Enterprises with 2,000-plus servers could save up to 84 per cent in various network monitoring and management costs over three years by by using Pensando SmartNIC server offload chips.
This is the headline finding of an Enterprise Strategy Group Economic Validation report, published yesterday: “ESG’s analysis found that Pensando’s scale-out software-defined services approach enabled organisations to centralise management, simplify administration, and optimise performance.”
“Carriers and CSPs have embraced a ‘scale-out’ approach, which enables services to be run on homogeneous, industry-standard server hardware,” ESG adds. “The challenge is that spinning up network or security functions on the generic servers employed by carriers and CSPs burns CPU resources and is generally less efficient and performant than specialty hardware.”
Pensando, a California startup, has built the Arm-powered Naples DSC (Distributed Services Card) which connects to a host server across a PCIe interface. The card offloads and accelerates networking, storage and management tasks from its host server, freeing up the host CPU to run application workloads instead of infrastructure-focused tasks.

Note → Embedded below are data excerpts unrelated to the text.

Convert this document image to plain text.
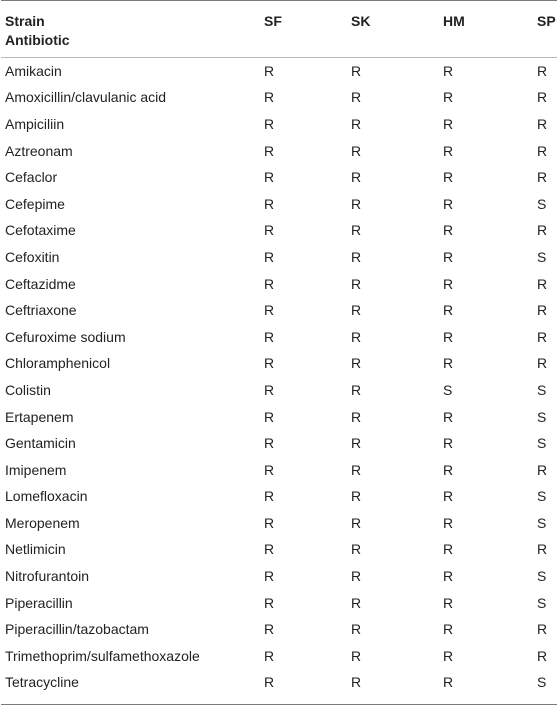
Strain
Antibiotic	SF	SK	HM	SP
Amikacin	R	R	R	R
Amoxicillin/clavulanic acid	R	R	R	R
Ampiciliin	R	R	R	R
Aztreonam	R	R	R	R
Cefaclor	R	R	R	R
Cefepime	R	R	R	S
Cefotaxime	R	R	R	R
Cefoxitin	R	R	R	S
Ceftazidme	R	R	R	R
Ceftriaxone	R	R	R	R
Cefuroxime sodium	R	R	R	R
Chloramphenicol	R	R	R	R
Colistin	R	R	S	S
Ertapenem	R	R	R	S
Gentamicin	R	R	R	S
Imipenem	R	R	R	R
Lomefloxacin	R	R	R	S
Meropenem	R	R	R	S
Netlimicin	R	R	R	R
Nitrofurantoin	R	R	R	S
Piperacillin	R	R	R	S
Piperacillin/tazobactam	R	R	R	R
Trimethoprim/sulfamethoxazole	R	R	R	R
Tetracycline	R	R	R	S
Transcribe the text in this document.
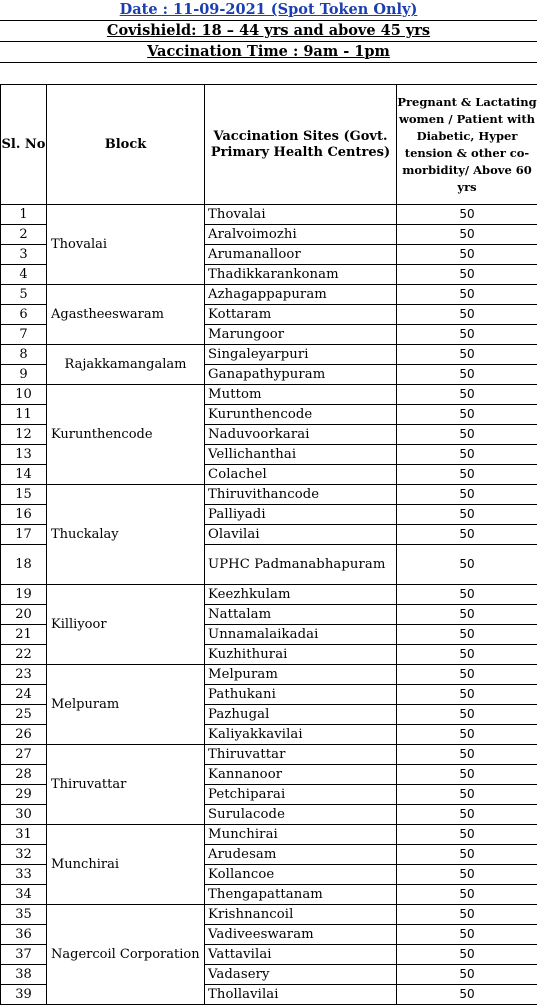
Date : 11-09-2021 (Spot Token Only)
Covishield: 18 – 44 yrs and above 45 yrs
Vaccination Time : 9am - 1pm
Sl. No	Block	Vaccination Sites (Govt. Primary Health Centres)	Pregnant & Lactating women / Patient with Diabetic, Hyper tension & other co-morbidity/ Above 60 yrs
1	Thovalai	Thovalai	50
2		Aralvoimozhi	50
3		Arumanalloor	50
4		Thadikkarankonam	50
5	Agastheeswaram	Azhagappapuram	50
6		Kottaram	50
7		Marungoor	50
8	Rajakkamangalam	Singaleyarpuri	50
9		Ganapathypuram	50
10	Kurunthencode	Muttom	50
11		Kurunthencode	50
12		Naduvoorkarai	50
13		Vellichanthai	50
14		Colachel	50
15	Thuckalay	Thiruvithancode	50
16		Palliyadi	50
17		Olavilai	50
18		UPHC Padmanabhapuram	50
19	Killiyoor	Keezhkulam	50
20		Nattalam	50
21		Unnamalaikadai	50
22		Kuzhithurai	50
23	Melpuram	Melpuram	50
24		Pathukani	50
25		Pazhugal	50
26		Kaliyakkavilai	50
27	Thiruvattar	Thiruvattar	50
28		Kannanoor	50
29		Petchiparai	50
30		Surulacode	50
31	Munchirai	Munchirai	50
32		Arudesam	50
33		Kollancoe	50
34		Thengapattanam	50
35	Nagercoil Corporation	Krishnancoil	50
36		Vadiveeswaram	50
37		Vattavilai	50
38		Vadasery	50
39		Thollavilai	50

Pensando’s DSC card replaces speciality hardware appliances. Infrastructure services such as security, encryption, flow-based packet telemetry, and fabric storage services are deployed on the DSC at every server. Pensando provides Policy and Services Manager (PSM) software to carry out centralised management. PSM collects events, logs, and metrics from the installed DSCs to speed troubleshooting.
Costs and savings
In its report, ESG notes: ”While at first glance it might seem expensive to implement Pensando hardware and software into each data centre server ESG’s modelled scenarios demonstrate significant savings for both traditional enterprises and cloud service providers.”
In other words the performance and related savings per server are not enough at a server level to justify the Pensando card cost. But the total cost of ownership savings across large fleets of servers, 2,000 and upwards in ESG’s scenarios, over three years make the expense of buying Pensando cards worthwhile.
The ESG researchers modelled two scenarios, an enterprise data centre with 2,000 servers each fitted with a DSC card, and a cloud services provider with 20,000 similarly equipped servers.
ESG calculated the costs of network adapters and monitoring appliances, east-west firewalls, load balancers, micro-segmentation nodes, and their associated license fees and operational expenditures (Opex). These were summed over three years and compared with the same servers fitted with Pensando DSCs and services software.
In the enterprise model and over three years, ESG’s model predicts a total three-year savings of $16,180,092, or 84 per cent. In the cloud services provider model ESG’s model predicts total three-year savings of $104,456,894, or 64 per cent. These are large numbers and suggest that enterprises and CSP with a thousand-plus servers might be well-advised to look at the costs and benefits of using Pensando DSCs in their data centres.